Following the vaginal delivery, the patient received routine postpartum care and supportive psychological counseling to assist with the emotional impact of the perinatal loss. Her physical recovery was stable, and she was discharged on the third day of postpartum. At her 6-week follow-up visit at the postpartum clinic, her physical examination was unremarkable, and her overall recovery was satisfactory, with no remaining clinical concerns.

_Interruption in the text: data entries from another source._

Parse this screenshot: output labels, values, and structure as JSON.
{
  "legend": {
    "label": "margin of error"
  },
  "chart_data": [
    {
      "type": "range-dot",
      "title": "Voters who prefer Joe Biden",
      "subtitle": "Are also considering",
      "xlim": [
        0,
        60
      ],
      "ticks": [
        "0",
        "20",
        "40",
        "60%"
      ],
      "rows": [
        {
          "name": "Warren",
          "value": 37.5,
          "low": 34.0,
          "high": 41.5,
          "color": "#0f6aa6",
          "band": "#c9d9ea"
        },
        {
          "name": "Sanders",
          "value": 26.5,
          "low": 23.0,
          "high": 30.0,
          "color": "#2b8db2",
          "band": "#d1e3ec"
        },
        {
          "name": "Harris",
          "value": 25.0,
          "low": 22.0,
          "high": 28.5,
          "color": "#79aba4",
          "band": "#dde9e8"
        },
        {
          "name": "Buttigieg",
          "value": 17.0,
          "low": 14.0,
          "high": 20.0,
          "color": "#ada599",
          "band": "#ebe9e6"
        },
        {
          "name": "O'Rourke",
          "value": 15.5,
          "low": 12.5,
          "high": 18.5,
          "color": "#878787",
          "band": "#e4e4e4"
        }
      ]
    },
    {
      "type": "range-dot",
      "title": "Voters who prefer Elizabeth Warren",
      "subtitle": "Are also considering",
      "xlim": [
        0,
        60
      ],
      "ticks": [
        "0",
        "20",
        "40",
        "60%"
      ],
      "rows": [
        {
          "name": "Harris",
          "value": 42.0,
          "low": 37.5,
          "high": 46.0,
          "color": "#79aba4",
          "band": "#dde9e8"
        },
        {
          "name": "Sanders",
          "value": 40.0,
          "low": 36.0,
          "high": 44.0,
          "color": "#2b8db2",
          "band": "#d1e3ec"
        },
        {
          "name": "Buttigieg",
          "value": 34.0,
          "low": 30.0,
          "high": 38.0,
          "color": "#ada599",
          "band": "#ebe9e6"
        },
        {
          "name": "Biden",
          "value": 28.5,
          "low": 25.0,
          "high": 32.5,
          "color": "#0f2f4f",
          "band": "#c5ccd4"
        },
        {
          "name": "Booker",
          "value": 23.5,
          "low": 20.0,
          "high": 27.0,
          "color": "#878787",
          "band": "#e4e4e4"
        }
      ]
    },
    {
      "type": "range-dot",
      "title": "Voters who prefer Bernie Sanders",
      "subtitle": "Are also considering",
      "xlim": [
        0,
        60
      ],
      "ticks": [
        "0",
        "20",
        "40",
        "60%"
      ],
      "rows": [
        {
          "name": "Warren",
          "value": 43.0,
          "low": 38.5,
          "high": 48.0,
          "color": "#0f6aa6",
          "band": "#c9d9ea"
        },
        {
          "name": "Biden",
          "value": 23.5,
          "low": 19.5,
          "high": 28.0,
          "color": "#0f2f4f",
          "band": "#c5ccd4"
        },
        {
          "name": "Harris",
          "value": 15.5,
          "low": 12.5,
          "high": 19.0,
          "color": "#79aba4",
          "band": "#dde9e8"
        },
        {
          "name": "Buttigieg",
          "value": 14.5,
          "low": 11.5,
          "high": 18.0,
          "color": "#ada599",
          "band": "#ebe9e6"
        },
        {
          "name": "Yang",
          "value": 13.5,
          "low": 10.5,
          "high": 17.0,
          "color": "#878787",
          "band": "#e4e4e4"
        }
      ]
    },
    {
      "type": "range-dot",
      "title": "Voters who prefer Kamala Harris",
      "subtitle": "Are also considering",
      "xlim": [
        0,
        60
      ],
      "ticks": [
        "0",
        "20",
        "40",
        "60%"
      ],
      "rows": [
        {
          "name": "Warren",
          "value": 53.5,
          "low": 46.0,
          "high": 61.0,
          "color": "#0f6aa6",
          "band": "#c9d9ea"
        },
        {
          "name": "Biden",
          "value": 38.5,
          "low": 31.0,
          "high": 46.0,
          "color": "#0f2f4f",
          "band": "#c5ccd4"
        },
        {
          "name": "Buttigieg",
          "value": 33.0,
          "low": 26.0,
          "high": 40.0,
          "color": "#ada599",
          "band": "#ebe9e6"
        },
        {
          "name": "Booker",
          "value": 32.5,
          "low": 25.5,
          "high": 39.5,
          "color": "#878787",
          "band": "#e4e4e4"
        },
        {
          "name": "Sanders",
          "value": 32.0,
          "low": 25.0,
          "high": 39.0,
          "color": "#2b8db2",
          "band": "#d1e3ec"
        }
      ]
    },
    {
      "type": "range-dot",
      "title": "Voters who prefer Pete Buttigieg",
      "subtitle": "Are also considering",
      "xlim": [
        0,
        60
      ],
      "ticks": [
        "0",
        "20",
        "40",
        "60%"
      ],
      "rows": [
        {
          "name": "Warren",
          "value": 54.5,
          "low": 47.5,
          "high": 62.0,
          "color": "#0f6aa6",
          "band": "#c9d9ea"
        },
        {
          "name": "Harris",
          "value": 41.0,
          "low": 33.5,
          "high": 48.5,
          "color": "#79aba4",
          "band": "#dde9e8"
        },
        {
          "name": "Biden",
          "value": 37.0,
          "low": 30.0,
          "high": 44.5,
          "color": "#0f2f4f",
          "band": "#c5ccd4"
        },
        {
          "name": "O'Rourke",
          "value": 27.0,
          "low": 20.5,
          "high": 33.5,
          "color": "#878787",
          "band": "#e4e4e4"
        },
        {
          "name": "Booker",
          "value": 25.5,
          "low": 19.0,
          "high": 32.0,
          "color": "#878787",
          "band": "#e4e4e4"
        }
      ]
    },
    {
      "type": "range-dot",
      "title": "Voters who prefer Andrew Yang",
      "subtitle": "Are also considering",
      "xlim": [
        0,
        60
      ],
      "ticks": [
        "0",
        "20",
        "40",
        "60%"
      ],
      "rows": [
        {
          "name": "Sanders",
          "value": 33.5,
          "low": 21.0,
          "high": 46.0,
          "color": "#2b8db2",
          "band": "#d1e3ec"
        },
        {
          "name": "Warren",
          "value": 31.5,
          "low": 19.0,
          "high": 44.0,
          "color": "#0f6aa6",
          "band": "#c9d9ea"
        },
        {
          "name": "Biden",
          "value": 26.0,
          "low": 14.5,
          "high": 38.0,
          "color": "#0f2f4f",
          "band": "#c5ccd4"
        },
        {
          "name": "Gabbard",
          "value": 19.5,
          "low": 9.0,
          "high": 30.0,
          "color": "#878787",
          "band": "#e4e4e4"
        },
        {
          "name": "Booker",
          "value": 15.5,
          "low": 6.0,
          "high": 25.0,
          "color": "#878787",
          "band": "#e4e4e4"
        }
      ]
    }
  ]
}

This case reports a gene mutation that cannot be detected by routine prenatal screening. The identified mutation (c.594C>A, p.Y198*) is a nonsense variant leading to a total loss of myotubularin function. While MTM1 mutations are heterogeneous, amino acid codon 198 is recognized in ClinVar (pathogenic) and HGMD as a recurrent site (hotspot) for lethal mutations. Specifically, both c.594C>A and c.594C>G transitions result in the same p.Y198* premature stop codon, which is consistently associated with the severe neonatal X-linked myotubular myopathy phenotype. This context explains the predictable lethality observed in this proband and his male relatives. XLCNM is a severe type of CNM in affected males and is characterized by severe muscle weakness, severe bulbar and respiratory involvement, polyhydramnios, and may decrease fetal movements during pregnancy (7–9). This clinical manifestation was also present in this report. It is estimated that at least 25% of males will die because of severe XLCNM within the first year of life, and few survivors reach adulthood (7). Males with mild or moderate XLCNM (20%) reach motor milestones faster than those with severe cases; many can walk independently and may live to adulthood. Females who are carriers of XLCNM are usually asymptomatic (10, 11). XLCNM also involves respiratory insufficiency, ophthalmoplegia/paresis, ptosis and facial weakness, external ophthalmoplegia, diaphragmatic atrophy leading to thinning, decreased liver function, fatal hepatic hemorrhage, and the disappearance of central nervous system reflexes (2, 4, 10, 12). In this case, XLCNM caused death.

In this case, the genetic variants eventually caused fetal death. This case reports a stillbirth not detected by NIPT or CMA during pregnancy. The death of a newborn caused by a genetic mutation is an enormous harm to a family, especially to the patient, both mentally and physically. Subsequent whole-exome sequencing revealed the genetic cause. According to this case, preimplantation genetic diagnosis may be an option to avoid an abnormal pregnancy (13, 14).